We may not have Netflix, but on-demand TV in South Africa isn’t in a terrible shape at the moment. Last month, DSTV announced that it is to make its Box Office app, which plays back movies over the internet, available to non-subscribers but for some that isn’t enough. After all, registering for that kind of thing is tedious, involves leaving your credit card details in the hands of a third party and opening yourself up to all kinds of marketing spam.

What if ordering a movie was as simple as selecting it on your TV then slotting your debit card into the side of your remote control to pay for it? It’d be a neat way of getting all the issues around billing down to a format familiar to South Africans no matter how au fait they are with technology, wouldn’t it?

Also, it would be something of a world first – and ABSA reckons it can make it happen by early next year.

Speaking at the Mobile Money and Digital Gateway conference in Rosebank this morning, ABSA’s head of card issuing, Willie van Zyl, said that the bank plans to develop its Pebble Payment dongle over the next year in two key directions.

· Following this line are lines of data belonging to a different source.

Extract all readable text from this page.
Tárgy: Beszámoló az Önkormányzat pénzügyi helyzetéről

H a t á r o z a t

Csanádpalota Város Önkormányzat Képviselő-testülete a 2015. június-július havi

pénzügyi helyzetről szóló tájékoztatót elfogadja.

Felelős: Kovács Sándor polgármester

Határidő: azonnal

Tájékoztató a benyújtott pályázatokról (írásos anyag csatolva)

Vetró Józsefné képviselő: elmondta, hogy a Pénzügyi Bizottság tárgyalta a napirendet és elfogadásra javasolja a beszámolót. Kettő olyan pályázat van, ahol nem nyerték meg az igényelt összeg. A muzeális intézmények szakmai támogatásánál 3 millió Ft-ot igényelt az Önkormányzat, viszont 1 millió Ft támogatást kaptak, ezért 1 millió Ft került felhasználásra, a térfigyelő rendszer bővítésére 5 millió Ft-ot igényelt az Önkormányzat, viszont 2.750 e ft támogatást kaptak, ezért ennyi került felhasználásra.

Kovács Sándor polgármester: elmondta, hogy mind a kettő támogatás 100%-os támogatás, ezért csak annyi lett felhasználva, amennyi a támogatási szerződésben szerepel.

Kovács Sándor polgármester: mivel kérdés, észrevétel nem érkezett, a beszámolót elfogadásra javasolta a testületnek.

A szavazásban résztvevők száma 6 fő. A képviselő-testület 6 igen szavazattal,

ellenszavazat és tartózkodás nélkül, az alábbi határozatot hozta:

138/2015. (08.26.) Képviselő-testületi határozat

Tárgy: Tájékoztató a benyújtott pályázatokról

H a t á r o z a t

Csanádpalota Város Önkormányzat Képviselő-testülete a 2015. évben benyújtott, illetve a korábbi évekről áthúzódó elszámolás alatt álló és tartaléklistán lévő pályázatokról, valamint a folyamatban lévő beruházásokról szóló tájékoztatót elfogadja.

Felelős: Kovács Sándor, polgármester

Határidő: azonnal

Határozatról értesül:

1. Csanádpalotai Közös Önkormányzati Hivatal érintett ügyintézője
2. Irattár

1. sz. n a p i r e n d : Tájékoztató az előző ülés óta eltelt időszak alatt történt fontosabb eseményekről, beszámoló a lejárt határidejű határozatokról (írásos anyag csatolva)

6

The first is to build a handset which doesn’t require a smartphone to operate.

Pebble, which was launched last month, is a card reader that plugs into the bottom of a smartphone – much like the famous Square, in the US – and allows retailers and the like to accept card payment using chip and pin or magnetic stripe and confirm the transaction over the cell network. It’s pitched at people who use pay-on-delivery couriers, market traders and especially at those who aren’t using any form of banking in their business at all.

One big problem, van Zyl says, is that the many kinds of merchant that are really interested in Pebble don’t yet own smartphones. The next version of Pebble, he says, will be an all-in-one handset that can operate autonomously. Even more intriguing, however, is the plan to embed Pebble readers in other devices.

van Zyl said that he’s already in talks with one satellite provider for licensing the technology into decoders and remote controls.

“We hope to have patents, distribution and the technology ready by Q4 2014,” van Zyl says, “And by early 2015 you’ll see some announcements in this space. We are very serious when we say that the experience of making payments [by cash] is about to disappear.”

South Africa lags behind much of the world when it comes to making electronic payments conveniently, van Zyl says, with just 170 point-of-sales (POS) terminals per 100 ooo people, compared to thousands in the US and Europe. 61% of all transactions in South Africa are still made using cash – despite the fact that high crime rates make carrying cash a problem for lots of merchants and customers.

Given that mobile payment technology is in use overseas – to a certain extent anyway – it may seem surprising that ABSA has gone to the trouble of developing its own system with Pebble, using local companies.

“‘Proudly South African’ is a very important thing for us,” he says, “We wanted this to be developed and built in South Africa and exported to the rest of the world.”